I have been in the fitness business for 30 years and just now am being harassed by a music licensing company demanding me to get a music license for my studio. I use music through a Yes app and my own Cd’s. Since when did this become or is it an issue for us small business owners? Is anyone else dealing with this matter, please respond to my question…This company calls and emails me all the time…
If you are playing music around people, it’s considered performance and yest, you need a license (assuming you’re in the US< I don't know other countries' laws). BMI, Seasac, and ASCAP can give you more information. Your rate will depend on the number of classes that you hold and the average number of people in class. The only way around it is to purchase license-free music, which is NOT easy to find.

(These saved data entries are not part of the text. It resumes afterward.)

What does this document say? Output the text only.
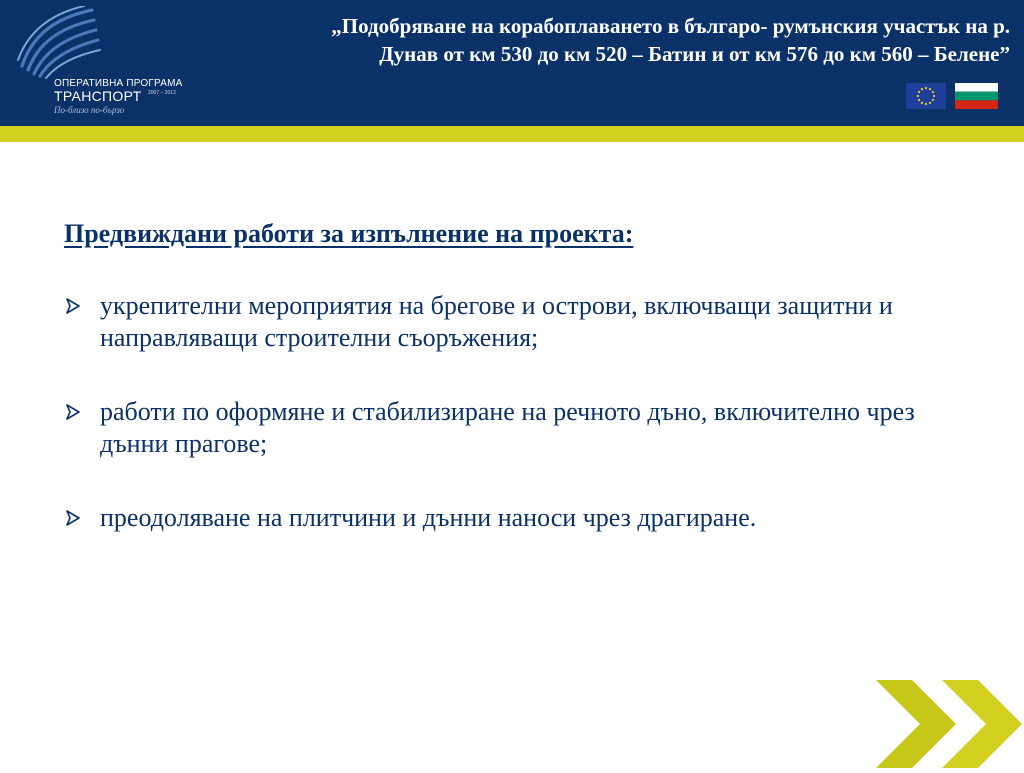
ОПЕРАТИВНА ПРОГРАМА
ТРАНСПОРТ 2007 – 2013
По-близо по-бързо
„Подобряване на корабоплаването в българо- румънския участък на р.
Дунав от км 530 до км 520 – Батин и от км 576 до км 560 – Белене”
Предвиждани работи за изпълнение на проекта:
укрепителни мероприятия на брегове и острови, включващи защитни и направляващи строителни съоръжения;
работи по оформяне и стабилизиране на речното дъно, включително чрез дънни прагове;
преодоляване на плитчини и дънни наноси чрез драгиране.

Nancy has given you a great answer. This question has come up before:
I hope this helps.
These music licenses have been required for some time now. I can remember being approached about this at a small gym I was working at in the early 90’s. It sure sounded like a scam to me, but it turned out to be real. Unfortunately, it’s something you’re going to have to look into. Good luck Stacy.
I started teaching back in the ’80s, and I remember discussions a long way back on this issue. I just pulled out my 2nd edition of the ACE Group Fitness Instructor Manual and found a section on this topic.
I do think a lot of people do not know about it, and it can be hard for the companies to publicize the law, so unless someone comes after you it could easily be a surprise. And I think lately they have been doing more to make sure the laws are followed.
I think that sometimes group-ex instructors are more likely to hear about this than studio owners, especially if studio owners haven’t done group-ex. It was covered in my instructor curriculum in 1990 and I’ve heard the information many times since. But two different owners of personal training studios where I rented space looked at me like I had extra heads when I asked them if they were covered by ASCAP for music licensing.
But the rules are real, and the fines can be large.
That’s why there’s elevator music. It costs less to broadcast covers than original artists. It costs even less for a store or gym to license a playlist (or a few) that loops over and over and over.